The Consumer Price Index, a key measure of inflation, increased 1.2% over the past 12 months ending in October, the Bureau of Labor Statistics said.
But after stripping out volatile food and energy prices, the more closely watched core CPI rose 0.6% on an annual basis -- the smallest price increase since the government started recording the data in 1957.
Falling prices for new and used vehicles, apparel, recreation and tobacco kept the index low.
Still, it may feel to consumers like prices are rising: Shelter and medical care costs rose, and gasoline prices are up 9.5% over last year.
Consumers may also be noticing their grocery bills going up, but only slightly -- around 1.4% over last year.
The overall index remained low, even as commodity prices have surged in the last month -- some even to record highs. Cotton, for example, recently traded at its highest price in 140 years of trading.
Businesses just haven't started passing those costs on to consumers yet, said Jennifer Lee, senior economist with BMO Capital Markets.
"Businesses and producers are swallowing the increases we see in commodities," Lee said. "Consumers still have a lot of power in their hands."
A rate of inflation around 1% is considered sluggish, and raises concerns of deflation -- or falling prices.

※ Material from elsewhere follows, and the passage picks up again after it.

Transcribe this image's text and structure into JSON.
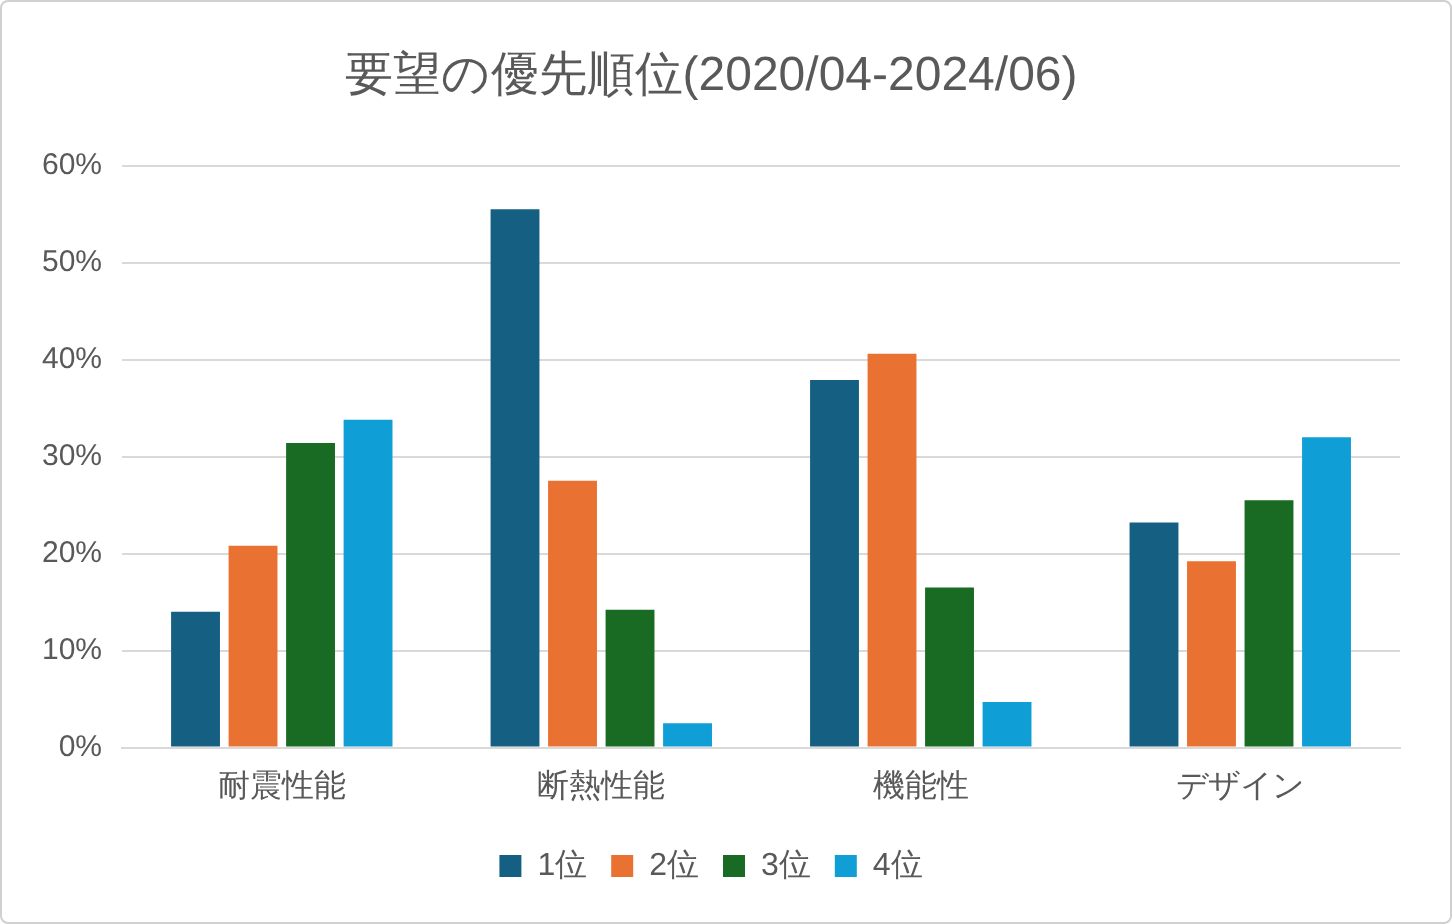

While that may sound good to consumers who are still grappling with 9.6% unemployment, falling prices often also mean falling wages, as businesses respond to declines by cutting output and jobs.

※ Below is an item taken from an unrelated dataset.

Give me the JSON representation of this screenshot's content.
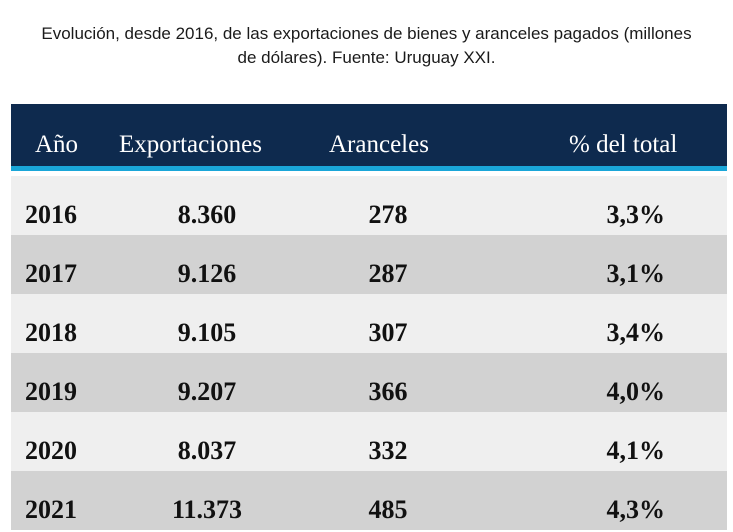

That's why the Federal Reserve is trying to raise inflation slowly, around its target of about 2% per year. Two weeks ago, the central bank announced a plan to stimulate the economy by lowering interest rates -- a move that it hopes will encourage both consumers and businesses to spend more.

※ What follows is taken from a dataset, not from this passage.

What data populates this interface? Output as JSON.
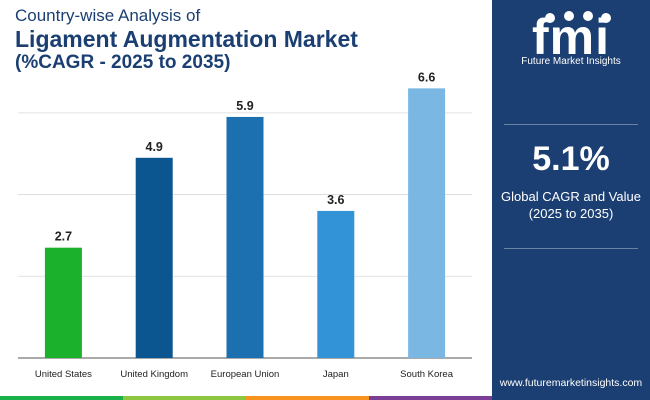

While that plan -- known as quantitative easing -- has recently come under fire from several economists, Wednesday's latest inflation data is likely to lend more support to the Fed's argument that the economy is teetering on the brink of deflation, and needs a jumpstart.
Defending the Fed's move in a speech Wednesday, Eric Rosengren, president of the Federal Reserve Bank of Boston cited low inflation as cause for concern.
"With unemployment so high and inflation unusually low, most models indicate that further monetary accommodation is warranted," he said.
Month by month: CPI rose 0.2% in October, on a monthly basis. Economists surveyed by Briefing.com had expected a 0.3% uptick. The increase was largely due to an increase in energy prices, the report said.